Coronavirus lockdown led to people exercising less
While the outbreak of coronavirus in the Netherlands may have meant that a lot of people suddenly had a lot more time on their hands, it also resulted in the closure of gyms and sports clubs across the country. According to new research, the closure of these facilities resulted in a number of people cutting down the amount of time they spent exercising.
NOC*NSF: The Netherlands put less time aside to exercise
Research carried out on behalf of the sports umbrella organisation NOC*NSF (The Dutch Olympic Committee*Dutch Sports Federation) has found that more than a third of people in the Netherlands cut down on the amount of time they spent exercising since the outbreak of coronavirus. NOC*NSF surveyed over 3.000 people between the ages of five and 80 as part of their research.
This trend is most prevalent among teenagers: 71 percent of children and young adults under the age of 18 have spent less time exercising since the spring. Furthermore, almost 10 percent of people have stopped exercising altogether over the past eight months.

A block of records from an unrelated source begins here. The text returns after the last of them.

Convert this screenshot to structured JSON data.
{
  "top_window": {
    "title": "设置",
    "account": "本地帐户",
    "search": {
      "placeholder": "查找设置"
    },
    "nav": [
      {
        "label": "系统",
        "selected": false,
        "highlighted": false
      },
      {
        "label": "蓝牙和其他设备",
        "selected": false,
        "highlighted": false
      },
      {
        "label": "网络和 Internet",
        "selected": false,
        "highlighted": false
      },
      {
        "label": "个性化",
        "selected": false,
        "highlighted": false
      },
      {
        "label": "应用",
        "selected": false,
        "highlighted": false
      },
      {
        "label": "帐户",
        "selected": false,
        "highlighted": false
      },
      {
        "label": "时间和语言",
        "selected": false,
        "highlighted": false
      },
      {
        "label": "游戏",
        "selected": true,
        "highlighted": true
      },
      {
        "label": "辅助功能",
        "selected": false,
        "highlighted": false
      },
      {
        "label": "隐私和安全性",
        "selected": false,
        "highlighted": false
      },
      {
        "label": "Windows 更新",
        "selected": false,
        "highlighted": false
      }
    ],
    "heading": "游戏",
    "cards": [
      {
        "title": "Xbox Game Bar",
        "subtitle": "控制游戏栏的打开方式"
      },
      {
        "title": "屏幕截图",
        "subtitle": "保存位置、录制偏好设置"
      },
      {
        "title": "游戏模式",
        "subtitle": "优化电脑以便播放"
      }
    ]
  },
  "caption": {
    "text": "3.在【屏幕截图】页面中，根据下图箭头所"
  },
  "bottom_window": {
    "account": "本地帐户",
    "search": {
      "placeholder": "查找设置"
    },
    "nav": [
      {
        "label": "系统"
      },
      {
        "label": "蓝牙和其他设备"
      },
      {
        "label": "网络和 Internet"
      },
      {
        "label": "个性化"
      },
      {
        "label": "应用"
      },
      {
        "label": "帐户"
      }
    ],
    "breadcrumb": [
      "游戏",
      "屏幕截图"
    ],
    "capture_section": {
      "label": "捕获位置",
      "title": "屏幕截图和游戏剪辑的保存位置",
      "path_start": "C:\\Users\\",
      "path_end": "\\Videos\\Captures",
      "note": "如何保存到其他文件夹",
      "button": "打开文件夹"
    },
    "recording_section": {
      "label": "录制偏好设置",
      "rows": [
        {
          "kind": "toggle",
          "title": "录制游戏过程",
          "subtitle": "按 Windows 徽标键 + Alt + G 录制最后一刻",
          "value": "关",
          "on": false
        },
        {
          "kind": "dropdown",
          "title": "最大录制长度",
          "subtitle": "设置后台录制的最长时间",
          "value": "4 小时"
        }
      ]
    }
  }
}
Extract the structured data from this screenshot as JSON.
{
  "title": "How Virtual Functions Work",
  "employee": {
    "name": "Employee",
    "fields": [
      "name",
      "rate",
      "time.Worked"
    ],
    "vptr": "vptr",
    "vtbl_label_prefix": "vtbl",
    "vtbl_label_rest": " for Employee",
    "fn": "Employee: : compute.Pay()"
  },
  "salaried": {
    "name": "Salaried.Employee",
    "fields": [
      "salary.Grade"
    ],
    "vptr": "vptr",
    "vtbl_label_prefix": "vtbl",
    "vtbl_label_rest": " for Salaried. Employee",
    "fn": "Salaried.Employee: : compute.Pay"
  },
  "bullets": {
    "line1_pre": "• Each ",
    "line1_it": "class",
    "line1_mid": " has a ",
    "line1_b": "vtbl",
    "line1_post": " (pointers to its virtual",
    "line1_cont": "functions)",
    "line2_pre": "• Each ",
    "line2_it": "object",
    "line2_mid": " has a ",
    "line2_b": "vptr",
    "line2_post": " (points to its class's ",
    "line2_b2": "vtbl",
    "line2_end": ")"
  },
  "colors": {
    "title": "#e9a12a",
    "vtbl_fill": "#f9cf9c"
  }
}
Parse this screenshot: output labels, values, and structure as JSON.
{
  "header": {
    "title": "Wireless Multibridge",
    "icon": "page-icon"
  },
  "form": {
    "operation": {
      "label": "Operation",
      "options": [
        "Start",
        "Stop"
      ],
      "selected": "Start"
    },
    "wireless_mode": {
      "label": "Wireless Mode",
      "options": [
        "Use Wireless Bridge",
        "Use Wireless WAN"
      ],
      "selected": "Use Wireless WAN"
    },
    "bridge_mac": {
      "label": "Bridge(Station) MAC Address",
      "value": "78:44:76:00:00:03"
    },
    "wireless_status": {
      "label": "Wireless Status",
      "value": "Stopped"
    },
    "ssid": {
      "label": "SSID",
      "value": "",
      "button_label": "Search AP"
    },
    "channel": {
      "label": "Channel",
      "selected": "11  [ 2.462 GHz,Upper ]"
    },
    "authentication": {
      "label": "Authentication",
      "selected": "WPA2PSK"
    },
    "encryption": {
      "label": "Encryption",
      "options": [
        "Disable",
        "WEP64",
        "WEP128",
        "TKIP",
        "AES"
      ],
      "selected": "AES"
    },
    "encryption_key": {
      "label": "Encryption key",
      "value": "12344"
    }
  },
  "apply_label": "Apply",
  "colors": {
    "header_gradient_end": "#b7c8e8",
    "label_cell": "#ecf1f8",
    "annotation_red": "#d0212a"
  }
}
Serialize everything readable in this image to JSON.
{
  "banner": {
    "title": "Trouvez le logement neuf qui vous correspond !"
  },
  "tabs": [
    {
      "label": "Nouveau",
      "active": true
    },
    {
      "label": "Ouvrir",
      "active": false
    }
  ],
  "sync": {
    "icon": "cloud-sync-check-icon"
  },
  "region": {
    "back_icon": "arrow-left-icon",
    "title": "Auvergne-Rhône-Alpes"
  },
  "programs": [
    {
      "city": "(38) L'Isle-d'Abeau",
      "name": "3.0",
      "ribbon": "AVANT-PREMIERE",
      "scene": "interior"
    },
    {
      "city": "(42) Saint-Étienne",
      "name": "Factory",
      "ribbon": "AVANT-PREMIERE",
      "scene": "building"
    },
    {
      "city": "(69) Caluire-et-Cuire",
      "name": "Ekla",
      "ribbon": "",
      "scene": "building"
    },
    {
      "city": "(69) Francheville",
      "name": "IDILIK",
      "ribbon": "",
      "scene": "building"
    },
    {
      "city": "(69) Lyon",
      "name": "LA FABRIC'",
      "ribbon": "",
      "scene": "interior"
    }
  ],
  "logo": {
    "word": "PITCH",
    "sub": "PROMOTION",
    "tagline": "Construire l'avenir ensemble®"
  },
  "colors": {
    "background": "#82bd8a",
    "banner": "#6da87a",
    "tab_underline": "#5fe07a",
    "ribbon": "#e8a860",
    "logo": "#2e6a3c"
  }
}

On the other hand, some people (around 13 percent) took lockdown and all the extra time they suddenly had as an opportunity to take up a new sport or to start exercising more. The most popular activity was walking, which 15 percent of people in the Netherlands took up after the country went into lockdown, followed by jogging (14 percent).
WHO: Most young adults don’t get enough exercise
The World Health Organisation (WHO) released new exercise guidelines on Wednesday, November 25, in which they highlighted the importance of physical activity for mental health and well-being - especially in times of crisis - as part of their Every Move Counts campaign.
In their guidelines, they state that four out of five teenagers and one out of four adults don’t do enough exercise. For children and young adults, the WHO recommends at least one hour of exercise a day. Adults should engage in at least 150 minutes of exercise per week.
The physical activity recommended by the WHO could be anything from walking and gardening, to swimming and cycling.